THE FORLORN HOPE

Op/Ed By J. Strauss

 

In combat times in days gone by there used to be situations where men were called upon to lead hopeless charges against overwhelming or deeply dug in enemies.  The chances of surviving or coming out undamaged under such circumstances were very slight.  Yet, in order to achieve the fame of wearing a small specially designed piece of cloth worn on their uniforms led volunteers to be many and varied.  The reward for survival and or continuance of service following credible performance was to be honored as being a person especially courageous and expressively patriotic.

What has happened to our cultures, wherein men and women do not step forward to take risks unless those risks are carefully measured beforehand, and thereby diminished or the risks are bogus but portrayed as being real.

Combat is one thing, and there have been plenty of stories appearing at the top of the media food chain lately about men claiming combat experience they don’t have or didn’t experience.  But combat is not where most of all humanity lives and breathes. Actually physical combat is uncommon, although it does not seem so simply because modern news organizations have very little to do with reporting reality or properly according history.

What is much more common is social tribal life lived at the most local of levels.

Where are the people coming forward today to gird themselves and then walk bravely into social danger, facing the possibility of real dangers of tribal expulsion, exclusion or even legality?  Political correctness has overcome the American culture like a calmly quiet wave of invisible but cloying gas.  To pick up what were once normal established newspapers, to watch cable and network television news shows and even to regularly read successful Internet blogs and news presentations is to watch a grand, nearly universal, rolling reticence of risk.  The observing and reporting on actual circumstance has taken a very distant back seat to the reporting of the fame and fortune of the people supposedly affecting us with their performance.  But the performance receives such low billing and such inaccurate coverage that truth has become something acceptably accommodated as relative.

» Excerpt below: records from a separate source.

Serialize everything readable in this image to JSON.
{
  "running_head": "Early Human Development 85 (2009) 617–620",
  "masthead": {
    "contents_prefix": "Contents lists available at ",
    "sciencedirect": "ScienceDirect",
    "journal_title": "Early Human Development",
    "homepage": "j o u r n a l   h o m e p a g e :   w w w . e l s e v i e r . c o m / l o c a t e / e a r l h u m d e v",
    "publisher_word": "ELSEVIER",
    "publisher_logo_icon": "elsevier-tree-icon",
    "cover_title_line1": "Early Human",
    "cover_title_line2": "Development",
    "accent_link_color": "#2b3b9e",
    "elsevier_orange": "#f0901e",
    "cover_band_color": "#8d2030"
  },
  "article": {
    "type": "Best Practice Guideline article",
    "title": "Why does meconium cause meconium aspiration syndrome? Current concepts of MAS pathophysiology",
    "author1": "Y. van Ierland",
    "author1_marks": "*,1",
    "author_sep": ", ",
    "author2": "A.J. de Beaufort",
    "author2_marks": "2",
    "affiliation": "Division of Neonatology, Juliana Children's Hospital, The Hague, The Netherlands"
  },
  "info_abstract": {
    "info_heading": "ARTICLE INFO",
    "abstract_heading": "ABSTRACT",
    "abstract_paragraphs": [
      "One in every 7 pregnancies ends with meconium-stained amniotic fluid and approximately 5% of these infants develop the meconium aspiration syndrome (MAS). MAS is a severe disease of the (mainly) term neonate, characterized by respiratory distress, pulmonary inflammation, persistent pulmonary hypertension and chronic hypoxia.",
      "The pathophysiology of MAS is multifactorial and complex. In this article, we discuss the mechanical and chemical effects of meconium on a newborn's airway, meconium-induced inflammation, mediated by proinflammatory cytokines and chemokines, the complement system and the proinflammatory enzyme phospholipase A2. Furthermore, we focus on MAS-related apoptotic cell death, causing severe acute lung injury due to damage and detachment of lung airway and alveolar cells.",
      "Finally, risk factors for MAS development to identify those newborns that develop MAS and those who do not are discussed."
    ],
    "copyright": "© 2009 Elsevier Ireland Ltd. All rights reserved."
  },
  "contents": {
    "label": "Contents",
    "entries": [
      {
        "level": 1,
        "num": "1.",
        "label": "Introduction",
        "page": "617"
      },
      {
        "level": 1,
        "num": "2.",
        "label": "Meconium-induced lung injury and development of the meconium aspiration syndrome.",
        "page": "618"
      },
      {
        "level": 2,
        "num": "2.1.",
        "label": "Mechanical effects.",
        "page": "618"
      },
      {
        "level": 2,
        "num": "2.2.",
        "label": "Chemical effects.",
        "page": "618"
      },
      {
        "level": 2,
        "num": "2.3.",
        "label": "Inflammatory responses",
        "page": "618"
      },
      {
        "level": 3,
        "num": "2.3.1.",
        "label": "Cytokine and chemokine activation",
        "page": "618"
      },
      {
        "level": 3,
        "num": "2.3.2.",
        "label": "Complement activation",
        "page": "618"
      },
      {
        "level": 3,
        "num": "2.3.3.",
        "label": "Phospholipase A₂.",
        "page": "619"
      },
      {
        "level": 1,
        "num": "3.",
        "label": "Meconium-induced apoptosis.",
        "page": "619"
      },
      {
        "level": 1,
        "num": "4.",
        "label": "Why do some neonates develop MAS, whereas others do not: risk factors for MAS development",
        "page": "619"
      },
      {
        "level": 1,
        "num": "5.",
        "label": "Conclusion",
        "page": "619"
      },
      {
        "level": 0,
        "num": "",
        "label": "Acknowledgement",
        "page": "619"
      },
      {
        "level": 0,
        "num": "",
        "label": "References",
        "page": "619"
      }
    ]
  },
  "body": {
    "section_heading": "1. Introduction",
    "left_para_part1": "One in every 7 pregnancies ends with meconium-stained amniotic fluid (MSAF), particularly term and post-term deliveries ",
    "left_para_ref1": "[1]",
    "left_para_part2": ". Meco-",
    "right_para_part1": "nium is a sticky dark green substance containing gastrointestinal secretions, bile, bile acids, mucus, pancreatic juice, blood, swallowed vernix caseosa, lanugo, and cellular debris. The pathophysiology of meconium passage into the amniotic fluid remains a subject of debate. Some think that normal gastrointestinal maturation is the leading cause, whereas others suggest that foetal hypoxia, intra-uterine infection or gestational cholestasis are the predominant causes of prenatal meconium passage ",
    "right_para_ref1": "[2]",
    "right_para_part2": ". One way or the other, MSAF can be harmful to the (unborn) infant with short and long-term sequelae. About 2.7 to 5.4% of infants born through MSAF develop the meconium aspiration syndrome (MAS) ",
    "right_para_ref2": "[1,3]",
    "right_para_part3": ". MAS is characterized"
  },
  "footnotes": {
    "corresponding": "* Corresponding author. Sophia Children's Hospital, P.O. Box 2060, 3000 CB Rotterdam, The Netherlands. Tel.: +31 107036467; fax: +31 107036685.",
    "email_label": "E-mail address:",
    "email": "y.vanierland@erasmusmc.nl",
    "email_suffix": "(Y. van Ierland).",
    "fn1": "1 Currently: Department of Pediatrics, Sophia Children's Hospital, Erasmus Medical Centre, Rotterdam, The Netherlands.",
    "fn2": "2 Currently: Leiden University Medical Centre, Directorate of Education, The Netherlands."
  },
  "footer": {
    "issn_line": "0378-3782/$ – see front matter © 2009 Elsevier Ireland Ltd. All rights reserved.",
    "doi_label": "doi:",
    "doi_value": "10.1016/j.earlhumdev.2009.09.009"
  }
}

America goes to war in Iraq without any truth to why it went to war, yet the acts committed in that unjust awful war are never admitted to be relevant because it was, after all, a war.  The truth is almost never presented in displaying easily available facts about how America is anything but a welfare state.  Entitlements owed to all the people who contributed to make then entitlements instead of assistance or welfare are portrayed as being monetary payments to weak, old and injured people.  Torture is denied by the use of cowardly words meant to do nothing other than permit such inhuman acts.  The modern media supports, by simply reporting what they construe or define to be the “facts” almost any behavior not directly opposed by an overwhelming resistance of the population.  The resistance to almost any behavior of the large companies or the government however, cannot and will never arise because a simple media reporting of the salient “facts” does not allow for them to gather to protest.  The modern mass media, while proclaiming that they have no investment and no opinion other than to report the facts, do no such thing.  The mere choice of what facts to cover, report on or produce are opinions just as materially forceful as Op/Eds or editorials.

Until such times as America can recover from the manipulative beating it has taken by most of mass media there can be no rational response from a caring feeling public.  It is only through the admission that all facts are, at their foundations, opinion can truth be arrived at by a watching, reading and listening public.  The few news personalities who are reporting in that way, rising high enough in popularity (read; noticed by the public in general), are constantly investigated, attacked and derided for their work.  These small voices, hoping to change the shape of a distant public mental beach by their small lapping voices are the forlorn hope of today. They wage a continuing struggle for notice, value and any kind of understanding at all.  The truth is something rarely told about oneself.  The truth is something told about others or what others are doing.  By definition, that means the truth will always be something that only can be arrived at through a painful high threat process.

The Forlorn Hope of the media today are a small damaged and high mortality number, just like their forebears who went into the breach against hopeless odds, with those surviving only receiving a small token of little worth but also a great reward of personal human satisfaction.